“The dead baby card!” Exploring Obstetric Violence Through Sensitive Arts-Based Research
Evidence on obstetric violence is reported globally and is a human rights violation. They are widely reported in low and middle income countries, such as India although little is known about the characteristics and nature of disrespect and abuse in perinatal services in high resource countries, such as Canada. In this talk, Dr. Kaveri Mayra presents findings of obstetric violence research from two arts based studies in India and Canada, respectively. The study from India involved co-creation of birth mapping adapted from body mapping, with the participants to understand the embodied experience of respect, disrespect and abuse during childbirth.
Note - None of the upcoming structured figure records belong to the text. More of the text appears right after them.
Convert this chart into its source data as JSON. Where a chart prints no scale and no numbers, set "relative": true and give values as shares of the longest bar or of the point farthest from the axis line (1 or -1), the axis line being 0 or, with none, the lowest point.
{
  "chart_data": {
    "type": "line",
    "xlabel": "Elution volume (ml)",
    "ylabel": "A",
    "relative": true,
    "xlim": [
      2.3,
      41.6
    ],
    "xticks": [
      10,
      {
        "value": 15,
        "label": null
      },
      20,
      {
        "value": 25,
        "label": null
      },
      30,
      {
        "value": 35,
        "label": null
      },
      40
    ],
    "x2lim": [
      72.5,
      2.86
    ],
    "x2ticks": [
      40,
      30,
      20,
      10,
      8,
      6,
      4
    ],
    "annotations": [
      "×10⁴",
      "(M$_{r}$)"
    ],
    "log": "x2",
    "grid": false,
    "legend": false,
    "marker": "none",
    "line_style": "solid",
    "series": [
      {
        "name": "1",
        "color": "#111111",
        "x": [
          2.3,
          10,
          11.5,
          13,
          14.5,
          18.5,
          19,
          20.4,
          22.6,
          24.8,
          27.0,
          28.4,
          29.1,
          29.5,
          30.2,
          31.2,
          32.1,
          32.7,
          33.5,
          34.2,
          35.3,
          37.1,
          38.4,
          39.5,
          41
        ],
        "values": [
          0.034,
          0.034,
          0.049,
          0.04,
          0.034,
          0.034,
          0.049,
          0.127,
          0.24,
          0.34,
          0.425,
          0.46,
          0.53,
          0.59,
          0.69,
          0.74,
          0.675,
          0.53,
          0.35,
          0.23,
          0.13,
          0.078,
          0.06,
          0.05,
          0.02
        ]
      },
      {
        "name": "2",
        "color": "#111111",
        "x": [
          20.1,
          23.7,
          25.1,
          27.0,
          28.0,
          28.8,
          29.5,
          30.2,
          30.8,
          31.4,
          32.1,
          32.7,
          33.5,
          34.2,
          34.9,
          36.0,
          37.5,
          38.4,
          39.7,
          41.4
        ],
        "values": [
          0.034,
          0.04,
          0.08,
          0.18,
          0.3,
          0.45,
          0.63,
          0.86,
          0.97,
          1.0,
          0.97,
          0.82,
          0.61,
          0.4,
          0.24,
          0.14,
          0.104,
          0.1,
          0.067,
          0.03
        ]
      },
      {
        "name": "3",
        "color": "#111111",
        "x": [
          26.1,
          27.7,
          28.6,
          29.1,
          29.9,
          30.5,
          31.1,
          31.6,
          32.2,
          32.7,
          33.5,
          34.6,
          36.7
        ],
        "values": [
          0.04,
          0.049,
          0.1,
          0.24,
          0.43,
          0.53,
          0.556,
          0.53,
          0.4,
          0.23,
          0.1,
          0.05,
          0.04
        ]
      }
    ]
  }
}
The body maps accurately portray women’s respectful and disrespectful births and are useful to understand women’s experience of a sensitive issue in a patriarchal culture.
The study in Canada involved using an innovative arts-based method to examine narrative responses from survey participants in the RESPCCT Study who reported on perinatal experiences. 2741 provided narrative responses to the open-ended question, “If you could change one thing about your care during pregnancy, birth and after birth, what would that be?” . Analysis was guided by feminist relational discourse methods in both the studies. The voice-centered relational method (VCRM) of analysis was adapted to produce three kinds of poems; 1) Full IPoems; 2) Context Poems; and 3) Sparse IPoems from the Canadian data. The India study narratives were analysed using traditional VCRM. The India poems are from a single person’s narrative that center the participants’ voice, and the poems from Canada are thematic, that display the solidarity of collective voices around concerns around respectful care, as well as opportunities for redress and quality improvement. The women and other birthing people’s experiences of obstetric violence and recommendations for respectful care for a positive birthing experience through 15 poems, across the domains of disrespect and abuse in prenatal, intrapartum and postnatal periods of care in Canada. They shared specific gaps in care and community-responsive strategies including the need for culture matched care; trauma-informed care for those experiencing loss; and recognition of the ways conflict between care providers and models of care led to negative experiences. Participants demanded increased access to midwifery and doula care.
Both the India and Canada studies have poems titled The Dead baby card, which is a globally known form of verbal abuse used to coerce people into accepting interventions that they may not consent to usually but to achieve that consent without clear explanation. This indicates the global challenge that is obstetric violence, that can be better understood, and addressed using sensitive methods of learning and exploring such as arts-based research to address and bring sustainable changes towards person-centered care.